На улице Каляев недолго поразмышлял, куда пойти: домой, опять к Бунчукову или еще куда-то— например, в «Эдем», чтобы расставить все точки в делах с Гришкой Конотоповым. Дом отпал по причине прозаической: прежде чем ехать туда с повинной, надо было перехватить где-нибудь денег; при воспоминании об «Эдеме» и связанном с ним позоре Каляева пробрал холод; следовательно, оставался Бунчуков — Каляев надеялся, что, пока он отсутствовал, прорезался кто-либо из исчезнувших друзей.

Разговор на кухне проступал в памяти смутным пятном; чем больше Каляев думал о нем, тем больше догадки Бунчукова и даже таинственное исчезновение Игоряинова приобретали черты пьяного бреда — не более реального, чем грибной суп с карамелью по рецепту племени чучо. В его сознании воздвигался барьер, мешающий воспринимать происшедшее всерьез. Появлялось ощущение, будто он сочиняет какую-то фантасмагорию и в любой момент может «подемиургничать» (термин, изобретенный Бунчуковым) — то есть выкинуть в мусоропровод какое-то количество страниц и пустить повествование по другой колее.

Как  бы  то  ни  было,  вскоре Каляев  принимал  отчет от  Виташи.  Собственно,  весь отчет состоял из одной фразы:

— Звонила какая-то леди с хрустальным голоском, сказала, что хочет донести лично до тебя что-то важное о Вадике, и просила номер твоего домашнего телефона. Я, конечно, не дал. Утверждала, будто она вчера с тобой приходила сюда, но я ее не помню. Просила, чтобы ты ее нашел.

7

Было начало десятого, а Олег Мартынович Любимов вопреки традиции уже сидел на работе.

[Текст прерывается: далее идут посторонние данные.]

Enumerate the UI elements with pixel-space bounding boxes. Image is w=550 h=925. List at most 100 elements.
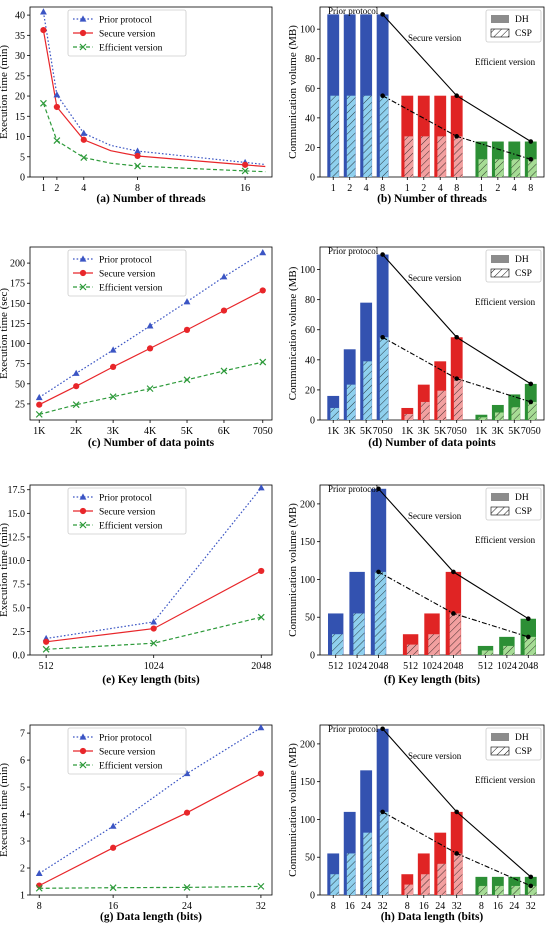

Справа от него, ближе к краю стола, лежала корректура книги «Фруктовая диета», составленной из его старых журнальных статей (в «Бытовой химии» Олег Мартынович вел «Кулинарный уголок» и слыл знатоком полезных свойств фруктов и овощей), а прямо перед ним покоилась, похожая на булыжник, которыми мостят главные площади областных городов, рукопись романа «Титановый лев», творение популярного автора Сергея Тарабакина. «Книжный вестник» рекомендовал Тарабакина как «основателя жанра русского героико-эротического боевика», а «Литературная витрина» называла «мастером фэнтезийной эротики». Любимов пятый раз перечитывал первый абзац «Титанового льва»: «Окно башни было столь узко, что даже излишне стройная фигура Б»Эггрза загораживала его целиком, но все ж пущенная снизу стрела попала в него и вонзилась Б’Эггрзу в плечо». Мысли директора «Прозы» были далеки от крутого повествования Тарабакина.